While some are skeptical of that fundamental premise, the pioneering George Gallup had a ready retort: "An accurate blood test requires only a few drops of blood." In other words, a pollster can attain a reasonably accurate gauge of how 100 million or more Americans will behave by conducting a scientific sampling of 1,200 or so voters.

But there are any number of reasons that polls come up with varying results. Sometimes questions are worded differently or posed in a different order. There are also different ways of choosing whom to sample. Some polls will talk to individuals at random. Others work off lists of registered voters. The age, gender or ethnicity of the person asking the questions can affect the response.

For that reason, some pollsters employ interactive technology, using a recorded voice or the Web. Others, however, frown at that because there is no way to know whether the respondent is a voter or their 6-year-old child. Any and all of those factors can cause results to differ.

Question: So how do pollsters know they are interviewing a representative sample of voters?

Answer: That's where art and science come together. A pollster will attempt to determine who among those interviewed are the most likely to vote. This year it's especially tough to define a "likely voter" given Obama's particular appeal to black voters and young people, two groups that typically fail to vote in numbers commensurate with their share of the population. Different pollsters have different ways of determining who they consider a "likely voter." For instance, one recent national survey that showed the race neck-and-neck included a large number of born-again and evangelical Christians, which improved McCain's performance.

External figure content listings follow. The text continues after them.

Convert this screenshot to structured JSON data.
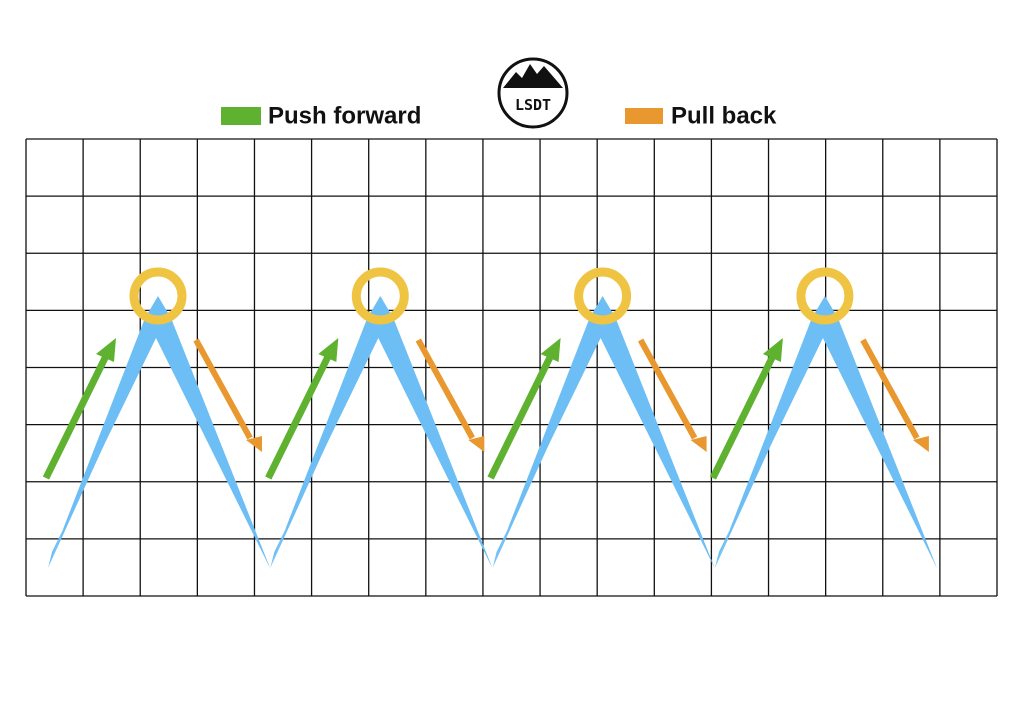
{
  "legend": {
    "push": "Push forward",
    "pull": "Pull back"
  },
  "logo": "LSDT"
}
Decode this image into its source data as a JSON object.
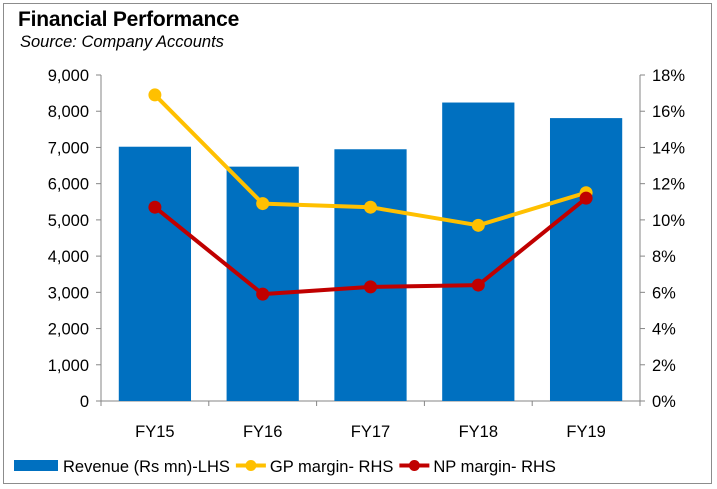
{
  "chart_data": {
    "type": "bar",
    "title": "Financial Performance",
    "subtitle": "Source: Company Accounts",
    "categories": [
      "FY15",
      "FY16",
      "FY17",
      "FY18",
      "FY19"
    ],
    "series": [
      {
        "name": "Revenue (Rs mn)-LHS",
        "type": "bar",
        "axis": "left",
        "color": "#0070C0",
        "values": [
          7020,
          6470,
          6950,
          8240,
          7810
        ]
      },
      {
        "name": "GP margin- RHS",
        "type": "line",
        "axis": "right",
        "color": "#FFC000",
        "values": [
          16.9,
          10.9,
          10.7,
          9.7,
          11.5
        ]
      },
      {
        "name": "NP margin- RHS",
        "type": "line",
        "axis": "right",
        "color": "#C00000",
        "values": [
          10.7,
          5.9,
          6.3,
          6.4,
          11.2
        ]
      }
    ],
    "left_axis": {
      "min": 0,
      "max": 9000,
      "step": 1000,
      "tick_labels": [
        "0",
        "1,000",
        "2,000",
        "3,000",
        "4,000",
        "5,000",
        "6,000",
        "7,000",
        "8,000",
        "9,000"
      ]
    },
    "right_axis": {
      "min": 0,
      "max": 18,
      "step": 2,
      "tick_labels": [
        "0%",
        "2%",
        "4%",
        "6%",
        "8%",
        "10%",
        "12%",
        "14%",
        "16%",
        "18%"
      ]
    },
    "grid": false,
    "legend_position": "bottom"
  }
}
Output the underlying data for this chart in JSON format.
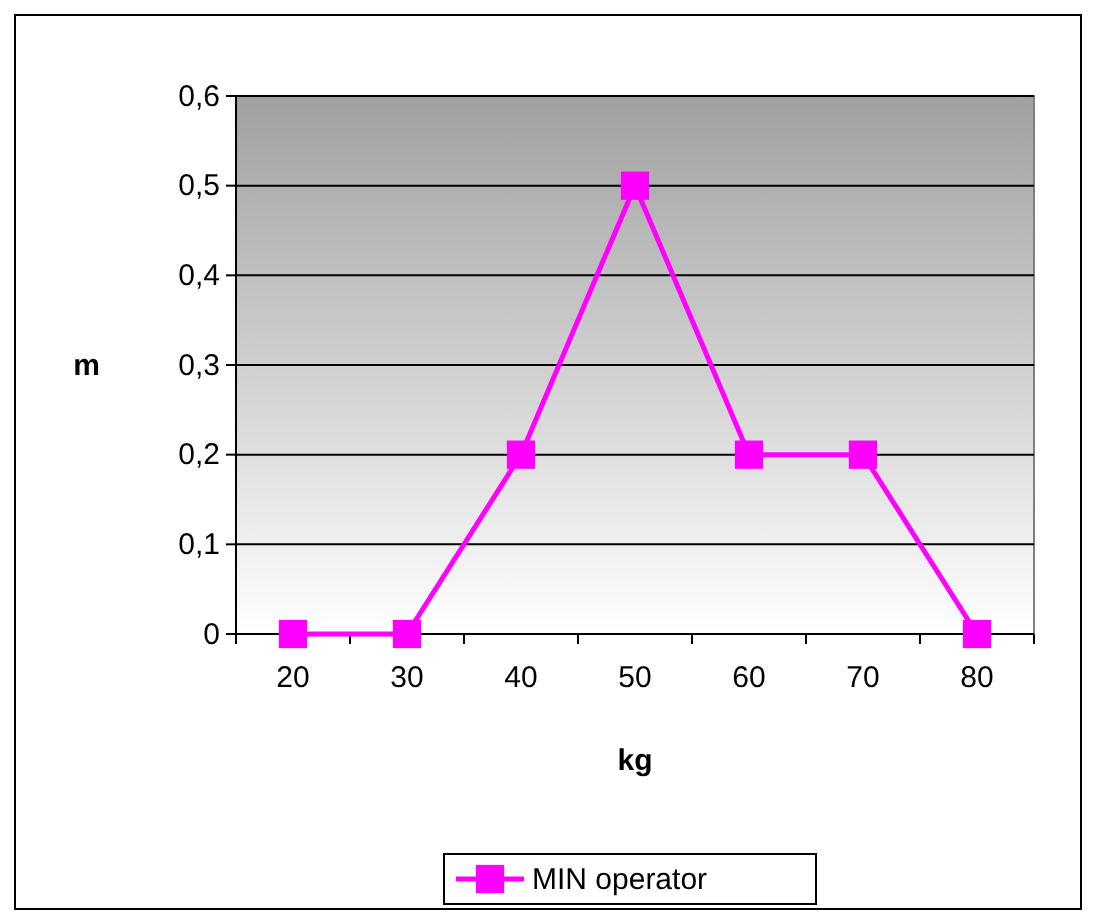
{
  "chart_data": {
    "type": "line",
    "xlabel": "kg",
    "ylabel": "m",
    "categories": [
      "20",
      "30",
      "40",
      "50",
      "60",
      "70",
      "80"
    ],
    "series": [
      {
        "name": "MIN operator",
        "color": "#ff00ff",
        "values": [
          0,
          0,
          0.2,
          0.5,
          0.2,
          0.2,
          0
        ]
      }
    ],
    "ylim": [
      0,
      0.6
    ],
    "yticks": [
      {
        "value": 0,
        "label": "0"
      },
      {
        "value": 0.1,
        "label": "0,1"
      },
      {
        "value": 0.2,
        "label": "0,2"
      },
      {
        "value": 0.3,
        "label": "0,3"
      },
      {
        "value": 0.4,
        "label": "0,4"
      },
      {
        "value": 0.5,
        "label": "0,5"
      },
      {
        "value": 0.6,
        "label": "0,6"
      }
    ],
    "grid": "y",
    "legend": "bottom",
    "marker": "square",
    "line_style": "solid"
  }
}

Q: What else is important in assessing polls?

A: Timing is crucial. Polls taken before or after a significant event can vary considerably. This year, the selection of the candidates' running mates, the two major party conventions, the presidential debates and the crisis on Wall Street all affected public opinion, especially in the short term.

Q: What do pollsters mean when they talk about "a margin of error?"

A: Because they are not talking to every voter, pollsters recognize there is a certain squishiness in their numbers. This "sampling error" is measurable, based on a standard statistical calculation. (Rule of thumb: The bigger the sample size, the smaller the margin of error.) Jill Darling, associate director of the Los Angeles Times Poll, explains: "If Smith has 52 percent of the vote and we have a margin of error of plus or minus 3 percentage points, that means that if everyone voted right now, Smith would get between 55 percent and 49 percent of the vote. And if my survey finds that Jones has 48 percent of the vote, then his actual vote would be somewhere between 45 percent and 51 percent." So to say that Smith is ahead, his lead would have to be twice the margin of error, or more than 6 percentage points. That is why a poll showing Smith at 52 percent and Jones at 48 percent means the race is about even.

Q: Any other suggestions for sorting through the polls?

A: Neil Newhouse is one of the country's leading Republican pollsters. He also conducts, in tandem with Democrat Peter S. Hart, the NBC/Wall Street Journal poll. When it comes to assessing polls, Newhouse said, "Throw out the high score, throw out the low score and average the rest." (Several Web sites offer a running sample of surveys, including www.RealClearPolitics.com, Pollster.com and www.fivethirtyeight.com.)

Perhaps the key thing to remember is that even the best poll can do no more than capture sentiments at a given moment.